Los Angeles is one of the epicenters of my life's work in arts management and cultural discovery. During my years of living in this entertainment capital, with its super-sized landscape, I loved navigating its maze of freeways and discovering a plethora of arts and cultural treasures around L.A. County. I fondly remember setting out in our grocery getter (a station wagon, that is) one Sunday afternoon in the late 1970s with my two little boys to visit one particular Los Angeles treasure: The Watts Towers. Before the visit, I had talked with several artist friends who suggested it was a very special place, and added that a pilgrimage to this national landmark site was certainly in order for a treasure hunter like myself.
As we parked across the street from the complex, my oldest son, David, about ten at the time, quizzically looked at me and said, "Mom, it looks kinda like a colorful rocket launch site that was maybe built in the wrong place?" As I vaguely recall, I responded that it did appear to be "other worldly." But as I got closer, I thought about Gaudi's mosaic installations and, of course, his still incomplete cathedral in Barcelona. I quickly recognized that although this spectacular construction had some European antecedents, it was not a copycat of any monumental installations in Europe or anywhere else for that matter.
I was an art history student at Oberlin College in the 60s when I read about (Saba to), Simon Rodia, the Italian self-taught artisan who singlehandedly forged and sculpted the Towers over a 34-year period beginning in 1923. His neighbors, mostly Black and Hispanic working class homeowners, watched him fabricate a series of 17 structures, which he called "Maestro Pueblo" (our town), including three towers, the tallest of which is 99 and one-half feet tall. Years later, I watched a documentary film that presented the small-framed, short little man, scurrying up the towers with no scaffolding. He carried his tools secured in a window washer's belt, and a bucket thrown over his arm.
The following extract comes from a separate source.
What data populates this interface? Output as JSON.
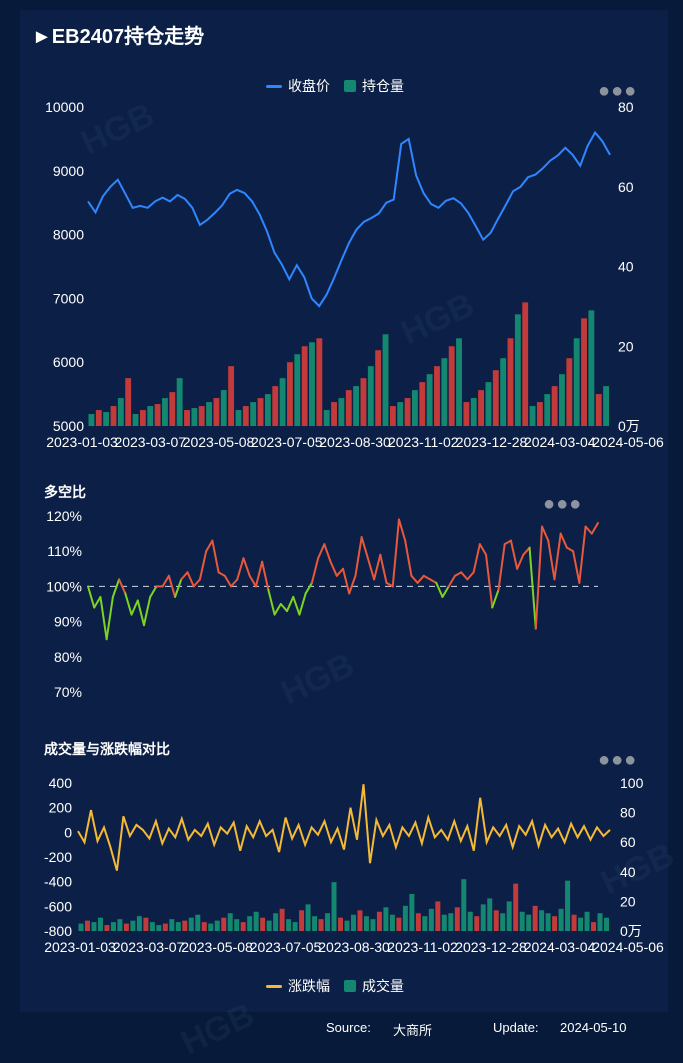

The metal armatures were embellished with glass, ceramic and thousands of found objects and materials of an astonishing variety of textures and sizes. He used steel rods to frame, and mortar to secure the elements. Using found objects from bottle caps to small appliances, this folk art masterpiece is an almost dizzying kaleidoscope of patterns and colors -- a real feast for the eyes. It was really an environment -- with places to sit, stand and admire and maybe even hide from the streetscape in little corridors.
Simon, early in the development of the site, reported to visitors that he wanted to build something BIG. When asked why he built it he usually answered, "For me."
His neighbors called him Sam. He bought the parcel on 107th Street in 1923 and worked diligently on his creation evenings and weekends. He supported himself as a construction worker and tile setter for most of the time he lived in his one room house on the property. He reportedly told visitors that he didn't hire helpers because he couldn't afford to pay them. A usually hospitable neighbor, he often let his neighbors use his property for special events. There were, however, reportedly times when minor conflicts arose; but they didn't impede his progress. In 1955, he abruptly left the property, deeded it to a neighbor, and moved to Martinez, California to be near his family. Over the years, it changed hands several times and was almost torn down. But it has survived. Thank God.
My recent return to the Towers was 30-plus years after my first visit. I was thrilled to see that it remains a dominant presence in this Watts neighborhood. It's now secured by a tall metal white fence, and open for a small admission fee with limited hours, to the public.
The additions to the property include a cultural center where a variety of activities including exhibitions by local artists are mounted regularly. There are also special events including a "Day of the Drum Festival" held every year in September.
A lot of local history has happened in and around the Towers over the last four decades. Interestingly, during the Watts Riots in 1964, the Towers were not touched. The Northridge Earthquake in 1994 did extensive damage to several elements, but restoration was funded and the site opened again to the public in 2001. The property is now owned by the State of California and managed by the Los Angeles Department of Cultural Affairs. Thirteen years after earlier renovation, another round is planned.
My visit this year to Watts reminded me so much of a trip I made in 2012 to Havana, where I toured a remarkable arts space and neighborhood called Fusterland, developed and orchestrated by Jose Fuster, a painter and mosaic artist. This visionary man (with family participation) has built a complex of vibrant structures radiating from a small house that he bought decades ago on a modest street of single-family houses, just outside Havana. I was mesmerized by the imaginative settings that he has fashioned in a complex of many habitats for sitting, climbing and walking. His mosaic complex, inspired by Cuban history and culture, and European artists like Picasso, is constructed with found objects and is a magnet for tourists, plus the pride of a neighborhood of working class Cubans -- an environment much like some of the houses on 107th Street in LA. Several of the houses on the street of Fusterland have mosaic embellishments -- just like Rodia's street. I wonder if Fuster has ever been to Watts?
Rodia's old neighborhood remains quiet. The Towers still count among the top cultural attractions in LA. I returned to an installation that presents a sublime tribute to the vision of a man who completed the big project that he started and didn't ask for applause; but it came nonetheless. He never really returned after 1957. I am glad I came back and saw that his Towers are still strong -- and big.